FGM: A Girl’s Perspective

According to the World Health Organization (WHO), female genital mutilation (FGM), also known as female circumcision, includes procedures that “intentionally alter or cause injury to the female genital organs for non-medical reasons.” Although WHO recognizes FGM as violating basic human rights, about 140 million women and girls have been through this procedure, especially young girls in Africa.

Al Jazeera reports FGM is a cultural tradition practiced on girls as a required cautionary step to prevent them from having sexual encounters before marriage.

Additionally, FGM is practiced without sterilized equipment or any form of anesthesia, which may result in vaginal infection, pain, and bleeding.

In a recent article for Huffington Post World, Kakenya Ntaiya, a girl from Kenya, described her experience as she was forced to undergo female genital mutilation:

“One morning they take you to the cow corral and right there, in front of everybody, a grandmother comes and does it to you. You feel this horrible pain but you can’t cry: ever since you’re a little girl, they tell you can’t cry. And once it’s over, you can’t talk about it with anyone.”

Ntaiya, who had been encouraged by her mother to strive for her dreams, knew that her goals of pursuing higher education were not going to be easy. Traditionally, once girls go through the cutting, they are married off. According to the Global Education Fund, “60% of children in Kenya don’t attend secondary school,” and dropout rates are high, especially for girls who marry at a young age.

In regards to female circumcision and child marriage, Ntaiya recently said, “It means the end of their dreams of whatever they want to become in life.”

After Ntaiya endured the painful procedure, she made a plan. Still determined to continue her studies, she threatened her father she’d  run away, unless allowed to continue her education. Ntaiya’s move eventually brought valuable results. In high school Ntaiya earned a college scholarship to study in the United States. Soon after, Ntaiya made a commitment with her village; they would help her raise money for airfare expenses as long as she would come back to aid her community.

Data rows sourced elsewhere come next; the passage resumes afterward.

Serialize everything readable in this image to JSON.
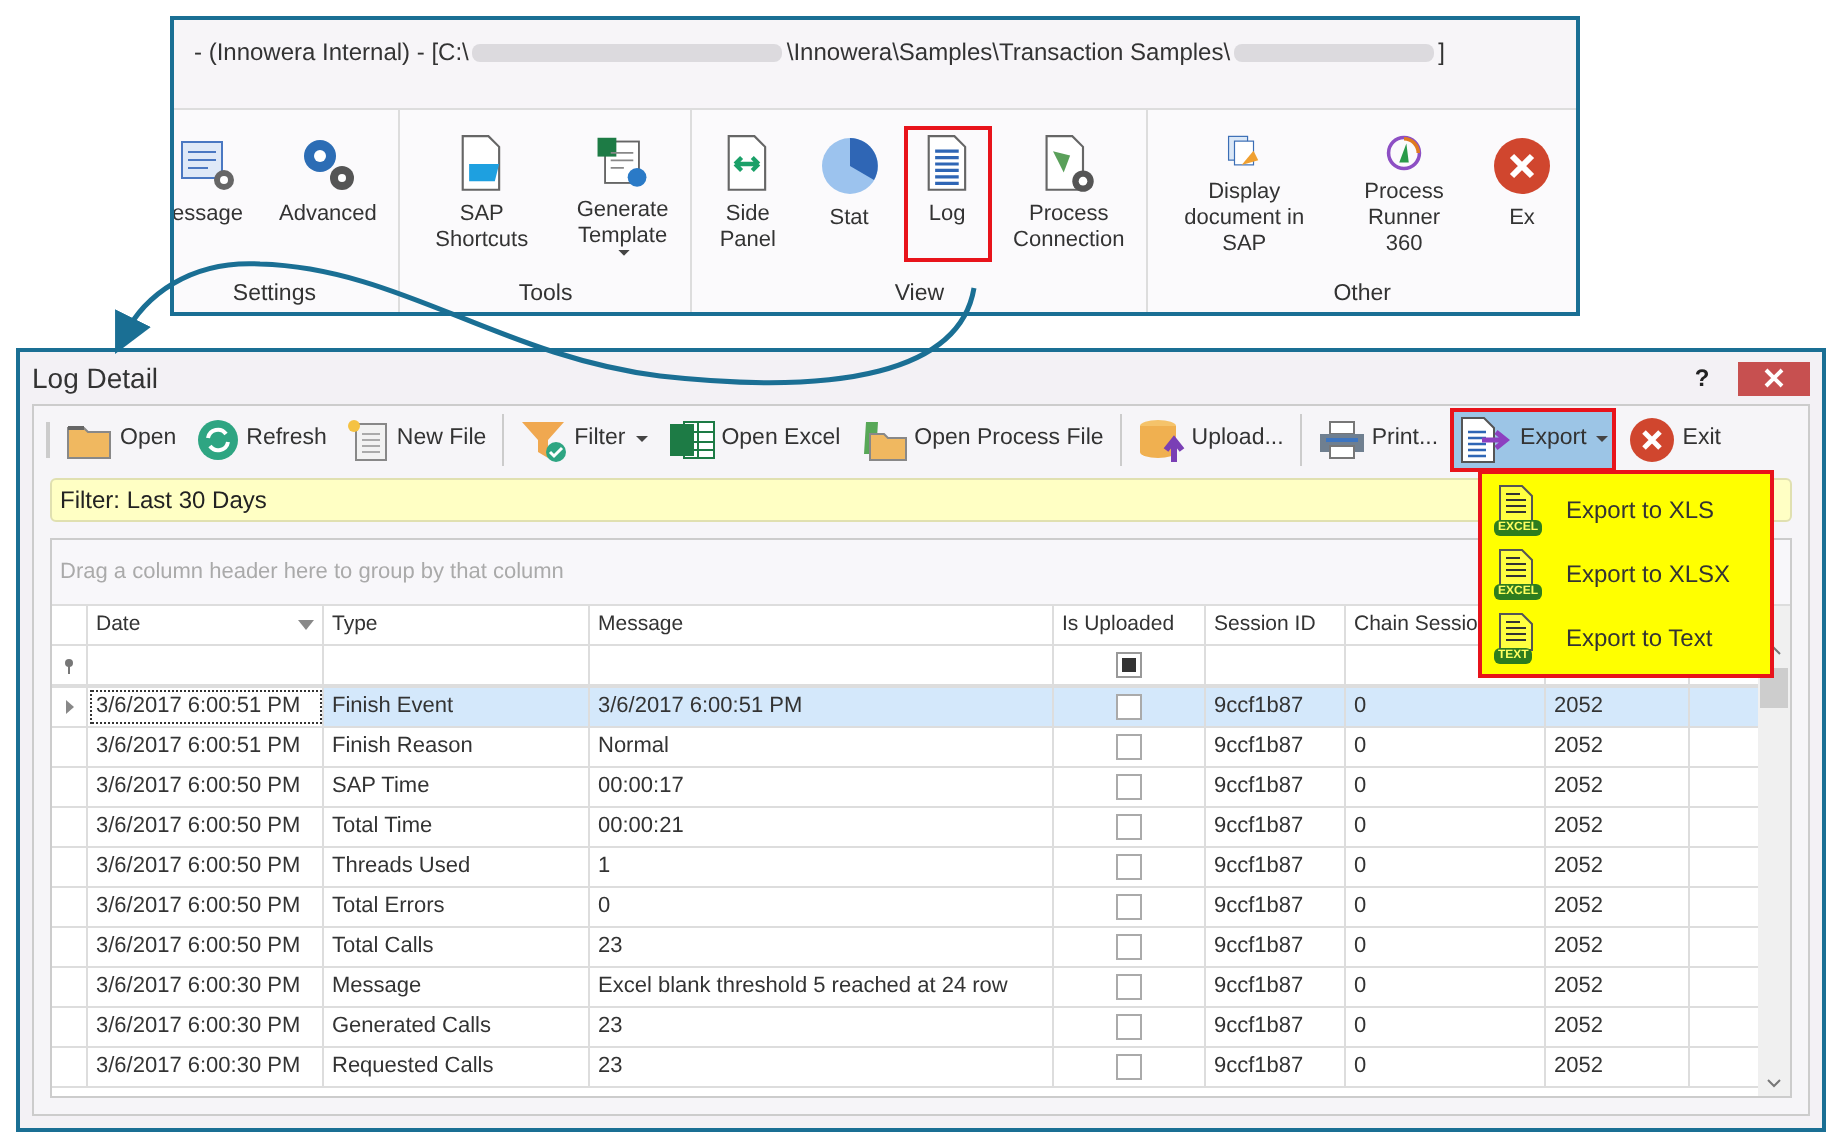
{
  "ribbon": {
    "title": {
      "prefix": "- (Innowera Internal) - [C:\\",
      "middle": "\\Innowera\\Samples\\Transaction Samples\\",
      "suffix": "]"
    },
    "groups": [
      {
        "label": "Settings",
        "items": [
          {
            "label": "essage",
            "kind": "message",
            "dropdown": false,
            "highlighted": false
          },
          {
            "label": "Advanced",
            "kind": "gears",
            "dropdown": false,
            "highlighted": false
          }
        ]
      },
      {
        "label": "Tools",
        "items": [
          {
            "label": "SAP Shortcuts",
            "kind": "shortcuts",
            "dropdown": false,
            "highlighted": false
          },
          {
            "label": "Generate\nTemplate",
            "kind": "template",
            "dropdown": true,
            "highlighted": false
          }
        ]
      },
      {
        "label": "View",
        "items": [
          {
            "label": "Side Panel",
            "kind": "sidepanel",
            "dropdown": false,
            "highlighted": false
          },
          {
            "label": "Stat",
            "kind": "pie",
            "dropdown": false,
            "highlighted": false
          },
          {
            "label": "Log",
            "kind": "log",
            "dropdown": false,
            "highlighted": true
          },
          {
            "label": "Process\nConnection",
            "kind": "connection",
            "dropdown": false,
            "highlighted": false
          }
        ]
      },
      {
        "label": "Other",
        "items": [
          {
            "label": "Display\ndocument in SAP",
            "kind": "display",
            "dropdown": false,
            "highlighted": false
          },
          {
            "label": "Process\nRunner 360",
            "kind": "runner",
            "dropdown": false,
            "highlighted": false
          },
          {
            "label": "Ex",
            "kind": "exit",
            "dropdown": false,
            "highlighted": false
          }
        ]
      }
    ]
  },
  "window": {
    "title": "Log Detail",
    "help": "?"
  },
  "toolbar": [
    {
      "kind": "folder",
      "label": "Open",
      "dropdown": false,
      "highlighted": false
    },
    {
      "kind": "refresh",
      "label": "Refresh",
      "dropdown": false,
      "highlighted": false
    },
    {
      "kind": "newfile",
      "label": "New File",
      "dropdown": false,
      "highlighted": false
    },
    {
      "kind": "separator"
    },
    {
      "kind": "filter",
      "label": "Filter",
      "dropdown": true,
      "highlighted": false
    },
    {
      "kind": "excel",
      "label": "Open Excel",
      "dropdown": false,
      "highlighted": false
    },
    {
      "kind": "processfile",
      "label": "Open Process File",
      "dropdown": false,
      "highlighted": false
    },
    {
      "kind": "separator"
    },
    {
      "kind": "upload",
      "label": "Upload...",
      "dropdown": false,
      "highlighted": false
    },
    {
      "kind": "separator"
    },
    {
      "kind": "print",
      "label": "Print...",
      "dropdown": false,
      "highlighted": false
    },
    {
      "kind": "export",
      "label": "Export",
      "dropdown": true,
      "highlighted": true
    },
    {
      "kind": "exit",
      "label": "Exit",
      "dropdown": false,
      "highlighted": false
    }
  ],
  "export_menu": [
    {
      "label": "Export to XLS",
      "badge": "EXCEL"
    },
    {
      "label": "Export to XLSX",
      "badge": "EXCEL"
    },
    {
      "label": "Export to Text",
      "badge": "TEXT"
    }
  ],
  "filter_bar": "Filter: Last 30 Days",
  "group_panel": "Drag a column header here to group by that column",
  "grid": {
    "columns": [
      {
        "label": "Date",
        "sorted": true
      },
      {
        "label": "Type"
      },
      {
        "label": "Message"
      },
      {
        "label": "Is Uploaded"
      },
      {
        "label": "Session ID"
      },
      {
        "label": "Chain Sessio"
      }
    ],
    "filter_row": {
      "is_uploaded_indeterminate": true
    },
    "rows": [
      {
        "date": "3/6/2017 6:00:51 PM",
        "type": "Finish Event",
        "message": "3/6/2017 6:00:51 PM",
        "is_uploaded": false,
        "session_id": "9ccf1b87",
        "chain_session": "0",
        "column_7": "2052",
        "selected": true
      },
      {
        "date": "3/6/2017 6:00:51 PM",
        "type": "Finish Reason",
        "message": "Normal",
        "is_uploaded": false,
        "session_id": "9ccf1b87",
        "chain_session": "0",
        "column_7": "2052",
        "selected": false
      },
      {
        "date": "3/6/2017 6:00:50 PM",
        "type": "SAP Time",
        "message": "00:00:17",
        "is_uploaded": false,
        "session_id": "9ccf1b87",
        "chain_session": "0",
        "column_7": "2052",
        "selected": false
      },
      {
        "date": "3/6/2017 6:00:50 PM",
        "type": "Total Time",
        "message": "00:00:21",
        "is_uploaded": false,
        "session_id": "9ccf1b87",
        "chain_session": "0",
        "column_7": "2052",
        "selected": false
      },
      {
        "date": "3/6/2017 6:00:50 PM",
        "type": "Threads Used",
        "message": "1",
        "is_uploaded": false,
        "session_id": "9ccf1b87",
        "chain_session": "0",
        "column_7": "2052",
        "selected": false
      },
      {
        "date": "3/6/2017 6:00:50 PM",
        "type": "Total Errors",
        "message": "0",
        "is_uploaded": false,
        "session_id": "9ccf1b87",
        "chain_session": "0",
        "column_7": "2052",
        "selected": false
      },
      {
        "date": "3/6/2017 6:00:50 PM",
        "type": "Total Calls",
        "message": "23",
        "is_uploaded": false,
        "session_id": "9ccf1b87",
        "chain_session": "0",
        "column_7": "2052",
        "selected": false
      },
      {
        "date": "3/6/2017 6:00:30 PM",
        "type": "Message",
        "message": "Excel blank threshold 5 reached at 24 row",
        "is_uploaded": false,
        "session_id": "9ccf1b87",
        "chain_session": "0",
        "column_7": "2052",
        "selected": false
      },
      {
        "date": "3/6/2017 6:00:30 PM",
        "type": "Generated Calls",
        "message": "23",
        "is_uploaded": false,
        "session_id": "9ccf1b87",
        "chain_session": "0",
        "column_7": "2052",
        "selected": false
      },
      {
        "date": "3/6/2017 6:00:30 PM",
        "type": "Requested Calls",
        "message": "23",
        "is_uploaded": false,
        "session_id": "9ccf1b87",
        "chain_session": "0",
        "column_7": "2052",
        "selected": false
      }
    ]
  }
}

Even though Ntaiya’s goals were challenging, she ultimately earned her Ph.D. in education from the University of Pittsburgh. Now, as the founder of the Kakenya Center for Excellence in Kenya, Ntaiya helps other girls pursue their educational goals. In the same way her mother encouraged her to seek a better life, she hopes girls will spread the importance of education for generations to come.

Ntaiya reflected on her choice as she stated, “I came back so girls don’t have to negotiate like I did to achieve their dreams.”

The Center’s mission statement is “to empower and motivate young girls through education to become agents of change and to break the cycle of destructive cultural practices in Kenya, such as female genital mutilation and early forced marriage.”

By developing an agreement with parents whose female children attend the Center, 100% of girls who are enrolled do not have to undergo FGM, child marriage, or pregnancy at a young age.

Although the UN General Assembly accepted a resolution on the elimination of female genital mutilation in 2012, making FGM illegal in Kenya, it is still practiced in secrecy today.

In an interview with National Geographic, Ntaiya talks about current FGM practices:

“It’s not as visible as it used to be. It is practiced at night; it has gone underground. It is not done publicly. If you’re caught, you are put into jail. So it is declining. People are aware and accept that it is against the law. ”

Now, we may ponder, when it comes to supporting women within countries where cultures, religions and traditions may appear questionable or outdated to developed countries, is it a moral duty to legislate their rights?

Are we seeing in Kakenya Ntaiya’s story just another self-righteous Western campaign to rescue the unprivileged girl so the world can feel good about itself?

Though this Western campaign may have a self-congratulatory appeal, in a recent article by The Girl Effect, Ntaiya described how an education in the United States revealed the reality of her traumatic experience:

“I learned that the ceremony I went through when I was 13 years old was called female genital mutilation. I learned that it was against the law in Kenya.”

FGM is a practice that still needs to be talked about. FGM is a painful, unnecessary and illegal procedure that young girls shouldn’t have to go through, and an education is a right that every girl should be allowed to have.

Recently, CNN nominated Kakenya Ntaiya as one of the Top 10 Heroes of 2013.